1. September 2022 in Weltkirche
Emeritierter Kurienkardinal gegenüber Zeitung "Il Messaggero": Niemand hat "das sehr ernste Problem unseres Bruders Zen" bei Kardinalsversammlung angesprochen
Rom (kath.net/KAP) Kardinal Gerhard Ludwig Müller hat den Vatikan scharf für sein Schweigen zur Causa Zen kritisiert. Kardinal Joseph Zen Ze-kiun (Archivfoto), früherer Bischof von Hongkong, nahm an der vergangenen Kardinalsversammlung nicht teil. Nach einer Verhaftung sollen seine Dokumente eingezogen worden sein. Nun wartet er auf seinen Prozess Mitte September. Niemand habe "das sehr ernste Problem unseres Bruders Zen" beim Treffen der Kardinäle angesprochen, so der deutsche Kardinal Gerhard Ludwig Müller gegenüber der Zeitung "Il Messaggero" (Donnerstag). Weder der Dekan des Kardinalskollegiums, noch Staatssekretär Parolin, noch der Papst. Es habe kein Dokument der Solidarität, keine Gebetsinitiative für ihn gegeben.
Er glaube, es gebe auf Seiten des Heiligen Stuhls politische Gründe, die solche Initiativen verhindern, so Müller weiter. Zudem sei seiner Meinung nach, "die Angst, sich bei einem solchen Thema, das mit den Beziehungen zu China zu tun hat, einzumischen, offensichtlich". Er hoffe jedoch, dass Zen nicht "im Stich gelassen" wird. Er selbst habe aus Mangel an Gelegenheit bei der Versammlung nicht persönlich die Initiative ergreifen können, erklärte der Kardinal. Es habe zwar einen Austausch zwischen einigen gegeben, die verfügbare Zeit sei aber zu knapp gewesen.

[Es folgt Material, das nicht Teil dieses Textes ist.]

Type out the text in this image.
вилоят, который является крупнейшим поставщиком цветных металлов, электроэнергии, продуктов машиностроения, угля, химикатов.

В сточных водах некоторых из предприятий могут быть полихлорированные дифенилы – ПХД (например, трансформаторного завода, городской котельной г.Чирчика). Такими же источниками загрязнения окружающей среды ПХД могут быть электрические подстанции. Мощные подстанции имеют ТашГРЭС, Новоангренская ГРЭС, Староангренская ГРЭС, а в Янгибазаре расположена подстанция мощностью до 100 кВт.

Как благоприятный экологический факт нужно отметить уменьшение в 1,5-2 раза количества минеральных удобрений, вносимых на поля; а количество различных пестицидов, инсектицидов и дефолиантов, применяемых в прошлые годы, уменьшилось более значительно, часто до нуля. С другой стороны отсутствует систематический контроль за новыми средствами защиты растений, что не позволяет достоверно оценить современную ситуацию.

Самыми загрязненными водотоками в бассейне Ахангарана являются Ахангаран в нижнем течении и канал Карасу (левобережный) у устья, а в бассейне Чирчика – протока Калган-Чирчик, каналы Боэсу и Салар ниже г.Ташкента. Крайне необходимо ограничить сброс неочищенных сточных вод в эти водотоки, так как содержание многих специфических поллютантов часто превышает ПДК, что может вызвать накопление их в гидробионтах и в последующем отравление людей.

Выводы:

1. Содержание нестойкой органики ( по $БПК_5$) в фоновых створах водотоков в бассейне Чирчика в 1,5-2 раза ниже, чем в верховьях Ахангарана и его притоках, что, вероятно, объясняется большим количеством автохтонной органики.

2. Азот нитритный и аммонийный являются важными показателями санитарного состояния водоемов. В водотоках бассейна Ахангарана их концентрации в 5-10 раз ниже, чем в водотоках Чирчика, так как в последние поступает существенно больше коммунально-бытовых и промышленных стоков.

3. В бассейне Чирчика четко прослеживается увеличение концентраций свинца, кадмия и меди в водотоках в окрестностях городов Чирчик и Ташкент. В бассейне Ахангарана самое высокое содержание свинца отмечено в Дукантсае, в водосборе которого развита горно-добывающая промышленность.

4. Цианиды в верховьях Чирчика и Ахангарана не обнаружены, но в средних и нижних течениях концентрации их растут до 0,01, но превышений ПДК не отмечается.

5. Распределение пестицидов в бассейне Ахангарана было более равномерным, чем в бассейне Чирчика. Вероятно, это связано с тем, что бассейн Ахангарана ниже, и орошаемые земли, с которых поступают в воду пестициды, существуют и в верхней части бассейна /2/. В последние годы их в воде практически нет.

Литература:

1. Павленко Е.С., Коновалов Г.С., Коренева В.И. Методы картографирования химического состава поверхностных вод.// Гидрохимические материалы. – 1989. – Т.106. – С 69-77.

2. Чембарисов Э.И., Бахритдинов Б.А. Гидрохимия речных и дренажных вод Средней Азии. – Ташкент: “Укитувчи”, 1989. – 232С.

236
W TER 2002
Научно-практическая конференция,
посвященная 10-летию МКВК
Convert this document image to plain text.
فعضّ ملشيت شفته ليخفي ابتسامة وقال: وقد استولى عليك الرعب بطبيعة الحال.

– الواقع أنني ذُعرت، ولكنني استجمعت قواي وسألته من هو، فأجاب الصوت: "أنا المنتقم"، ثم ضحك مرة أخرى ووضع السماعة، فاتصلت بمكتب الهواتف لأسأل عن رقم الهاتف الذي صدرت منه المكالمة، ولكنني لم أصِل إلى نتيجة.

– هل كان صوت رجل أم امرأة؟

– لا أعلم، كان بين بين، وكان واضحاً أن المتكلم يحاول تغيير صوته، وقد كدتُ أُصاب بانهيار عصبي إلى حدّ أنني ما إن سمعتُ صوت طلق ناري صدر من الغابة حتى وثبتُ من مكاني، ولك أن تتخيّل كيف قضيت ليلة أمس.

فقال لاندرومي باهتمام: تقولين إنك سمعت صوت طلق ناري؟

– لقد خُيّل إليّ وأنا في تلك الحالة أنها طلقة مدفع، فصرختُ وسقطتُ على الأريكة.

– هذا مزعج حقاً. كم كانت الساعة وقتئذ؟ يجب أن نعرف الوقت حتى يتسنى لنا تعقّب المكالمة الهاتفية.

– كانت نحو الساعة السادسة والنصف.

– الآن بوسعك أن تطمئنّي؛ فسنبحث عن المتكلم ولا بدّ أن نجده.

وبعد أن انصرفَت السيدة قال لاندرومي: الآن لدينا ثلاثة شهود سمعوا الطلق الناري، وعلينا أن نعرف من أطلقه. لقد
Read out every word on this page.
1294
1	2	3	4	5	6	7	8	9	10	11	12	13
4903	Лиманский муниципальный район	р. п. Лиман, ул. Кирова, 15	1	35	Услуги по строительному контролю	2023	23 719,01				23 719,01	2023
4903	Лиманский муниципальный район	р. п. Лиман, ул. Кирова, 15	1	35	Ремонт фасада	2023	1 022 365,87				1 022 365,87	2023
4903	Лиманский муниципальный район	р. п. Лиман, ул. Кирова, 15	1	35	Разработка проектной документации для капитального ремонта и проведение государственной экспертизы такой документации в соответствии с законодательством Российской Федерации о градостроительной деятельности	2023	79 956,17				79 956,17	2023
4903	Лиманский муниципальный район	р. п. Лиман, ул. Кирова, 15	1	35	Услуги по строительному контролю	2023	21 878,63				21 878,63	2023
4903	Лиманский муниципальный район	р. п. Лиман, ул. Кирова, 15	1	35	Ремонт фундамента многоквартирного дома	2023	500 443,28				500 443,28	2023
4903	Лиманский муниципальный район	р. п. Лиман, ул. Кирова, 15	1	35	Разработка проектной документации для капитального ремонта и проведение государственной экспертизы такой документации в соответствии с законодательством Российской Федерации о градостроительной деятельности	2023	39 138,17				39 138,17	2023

Der 90-jährige Zen zählt zu den kirchenpolitisch prägenden katholischen Kirchenvertretern Asiens. Über seine Amtszeit hinaus gehört der Ordensmann der Salesianer Don Boscos zu den prominenten Kritikern der chinesischen Regierung und ihrer Religionspolitik, zuletzt zunehmend auch des Vatikan und seiner China-Politik.
Im Mai war er mit anderen Demokratieaktivisten festgenommen und angeklagt worden. Die ursprüngliche Anklage von "Zusammenarbeit mit ausländischen Mächten", die laut Sicherheitsgesetz ein Straftatbestand ist, wurde inzwischen reduziert auf den Vorwurf, eine Stiftung zur juristischen Hilfe für verhaftete Demokratieaktivisten nicht ordnungsgemäß registriert zu haben. Der Vatikan hatte sich über die Festnahme "sehr überrascht und besorgt" gezeigt. Der Prozess beginnt am 19. September.